Serie C, fuori dai club nani e ballerine?

La cosiddetta black list è stata studiata dal Consiglio federale della Figc, coordinato dal presidente Gabriele Gravina. La norma si pone l’obiettivo di impedire l’ingresso nei club italiani, soprattutto quelli di terza serie nazionale, di soggetti privi delle necessarie garanzie di affidabilità. È finito nella serie C di Francesco Ghirelli il tempo dei liquidatori di società, con il loro codazzo di nani e ballerine, che hanno infestato la categoria?

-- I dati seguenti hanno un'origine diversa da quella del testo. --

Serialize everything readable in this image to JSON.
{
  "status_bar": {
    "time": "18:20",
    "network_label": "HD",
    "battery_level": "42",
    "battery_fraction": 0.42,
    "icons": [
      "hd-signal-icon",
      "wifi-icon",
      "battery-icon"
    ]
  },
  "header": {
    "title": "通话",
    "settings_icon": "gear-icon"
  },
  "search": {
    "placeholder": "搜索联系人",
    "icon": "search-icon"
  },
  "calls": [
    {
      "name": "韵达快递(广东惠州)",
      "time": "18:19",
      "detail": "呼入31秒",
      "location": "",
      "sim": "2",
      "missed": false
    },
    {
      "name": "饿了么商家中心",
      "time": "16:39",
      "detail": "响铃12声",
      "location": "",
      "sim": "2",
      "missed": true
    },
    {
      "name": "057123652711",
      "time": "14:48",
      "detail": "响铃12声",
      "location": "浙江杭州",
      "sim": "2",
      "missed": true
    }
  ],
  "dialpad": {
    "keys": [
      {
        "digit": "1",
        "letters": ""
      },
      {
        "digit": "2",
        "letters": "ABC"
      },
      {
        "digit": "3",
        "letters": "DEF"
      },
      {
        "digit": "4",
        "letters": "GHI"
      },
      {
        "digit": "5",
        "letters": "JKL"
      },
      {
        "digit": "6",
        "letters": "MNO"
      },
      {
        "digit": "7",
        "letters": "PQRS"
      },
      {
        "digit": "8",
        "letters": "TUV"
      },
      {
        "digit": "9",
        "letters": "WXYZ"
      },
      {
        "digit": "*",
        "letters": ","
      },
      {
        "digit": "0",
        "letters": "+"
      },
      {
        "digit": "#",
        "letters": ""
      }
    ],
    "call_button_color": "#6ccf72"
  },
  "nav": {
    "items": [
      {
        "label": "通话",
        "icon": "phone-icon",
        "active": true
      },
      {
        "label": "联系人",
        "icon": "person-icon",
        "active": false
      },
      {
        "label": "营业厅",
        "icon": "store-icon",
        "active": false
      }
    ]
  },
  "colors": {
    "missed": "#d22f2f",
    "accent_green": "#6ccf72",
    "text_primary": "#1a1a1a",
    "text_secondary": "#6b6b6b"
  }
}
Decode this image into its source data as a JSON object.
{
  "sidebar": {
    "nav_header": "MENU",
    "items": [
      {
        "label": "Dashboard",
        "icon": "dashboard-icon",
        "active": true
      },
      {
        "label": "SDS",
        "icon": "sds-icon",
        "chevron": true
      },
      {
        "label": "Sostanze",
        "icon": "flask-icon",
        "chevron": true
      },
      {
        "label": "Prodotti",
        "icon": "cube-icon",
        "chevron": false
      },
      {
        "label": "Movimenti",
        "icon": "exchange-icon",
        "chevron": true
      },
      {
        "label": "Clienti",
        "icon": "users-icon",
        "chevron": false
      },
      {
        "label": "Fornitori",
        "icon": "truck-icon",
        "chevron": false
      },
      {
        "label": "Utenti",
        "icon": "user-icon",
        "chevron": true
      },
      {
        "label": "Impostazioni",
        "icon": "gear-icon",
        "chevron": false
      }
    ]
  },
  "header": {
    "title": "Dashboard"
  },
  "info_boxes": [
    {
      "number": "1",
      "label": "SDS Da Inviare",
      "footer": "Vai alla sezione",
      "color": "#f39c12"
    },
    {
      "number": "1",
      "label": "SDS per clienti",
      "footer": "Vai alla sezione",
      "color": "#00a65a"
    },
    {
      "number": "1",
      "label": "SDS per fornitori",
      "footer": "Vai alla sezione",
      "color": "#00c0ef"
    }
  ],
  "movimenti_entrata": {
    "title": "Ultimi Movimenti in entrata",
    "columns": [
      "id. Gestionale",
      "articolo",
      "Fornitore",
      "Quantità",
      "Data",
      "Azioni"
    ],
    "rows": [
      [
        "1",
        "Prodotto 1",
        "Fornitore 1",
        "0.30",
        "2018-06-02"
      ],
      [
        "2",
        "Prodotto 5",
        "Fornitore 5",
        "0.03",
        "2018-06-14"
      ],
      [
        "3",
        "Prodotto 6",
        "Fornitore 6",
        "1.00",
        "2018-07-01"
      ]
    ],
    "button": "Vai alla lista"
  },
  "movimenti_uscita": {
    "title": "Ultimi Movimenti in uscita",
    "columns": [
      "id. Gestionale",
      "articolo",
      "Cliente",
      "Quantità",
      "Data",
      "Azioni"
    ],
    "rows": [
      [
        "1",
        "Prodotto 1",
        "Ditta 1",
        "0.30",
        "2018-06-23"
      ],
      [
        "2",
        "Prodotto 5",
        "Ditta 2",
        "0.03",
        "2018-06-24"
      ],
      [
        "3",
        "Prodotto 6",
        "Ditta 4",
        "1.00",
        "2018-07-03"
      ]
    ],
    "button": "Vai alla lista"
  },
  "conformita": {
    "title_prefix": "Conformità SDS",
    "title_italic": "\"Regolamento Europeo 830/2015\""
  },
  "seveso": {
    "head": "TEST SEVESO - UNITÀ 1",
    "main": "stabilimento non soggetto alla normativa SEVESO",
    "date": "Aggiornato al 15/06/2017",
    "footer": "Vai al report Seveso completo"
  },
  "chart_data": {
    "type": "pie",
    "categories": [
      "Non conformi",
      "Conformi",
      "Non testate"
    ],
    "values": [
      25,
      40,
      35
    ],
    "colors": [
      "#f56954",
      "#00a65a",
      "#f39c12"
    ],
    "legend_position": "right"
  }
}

Lo ha reso noto lo stesso presidente federale: “I dirigenti o proprietari che hanno avuto responsabilità negli ultimi 5 anni e che sono stati oggetto di fallimento o revocata affiliazione non possono più far parte del mondo del calcio. Dobbiamo evitare che alcuni soggetti che non hanno capacità economiche e finanziarie entrino nel nostro mondo. Oggi le società vengono acquisite a un euro. Serve un richiamo al senso di responsabilità per gli imprenditori che si approcciano al calcio. Nella black list saranno presenti i cosiddetti ‘liquidator’, che arrivano solo per liquidare una società creando un danno al territorio e al calcio italiano: non possiamo più permettercelo, è un messaggio di allerta a tutti coloro che si avvicinano al nostro mondo“.

Sarà una commissione della Figc con referente Gravina a decidere sul riconoscimento del passaggio di quote. Gli aspiranti acquirenti non devono avere ricoperto, negli ultimi 5 anni, ruoli di vertice in società destinatarie di provvedimenti di esclusione dal campionato o di revoca dell’affiliazione dalla Figc.

I requisiti di onorabilità e solidità finanziaria vanno soddisfatti anche da soggetti che detengano il controllo delle persone giuridiche che intendano acquisire la partecipazione. Dovranno garantire una capacità finanziaria ed economica tale da far fronte, in misura proporzionale alla partecipazione acquisita, alle attività di impresa derivanti dal fatturato medio degli ultimi tre esercizi.

Per la Serie B e la Serie C dovranno inoltre garantire, sempre in misura proporzionale alla partecipazione, una fideiussione bancaria a copertura dei debiti sportivi scaduti per la stagione in corso.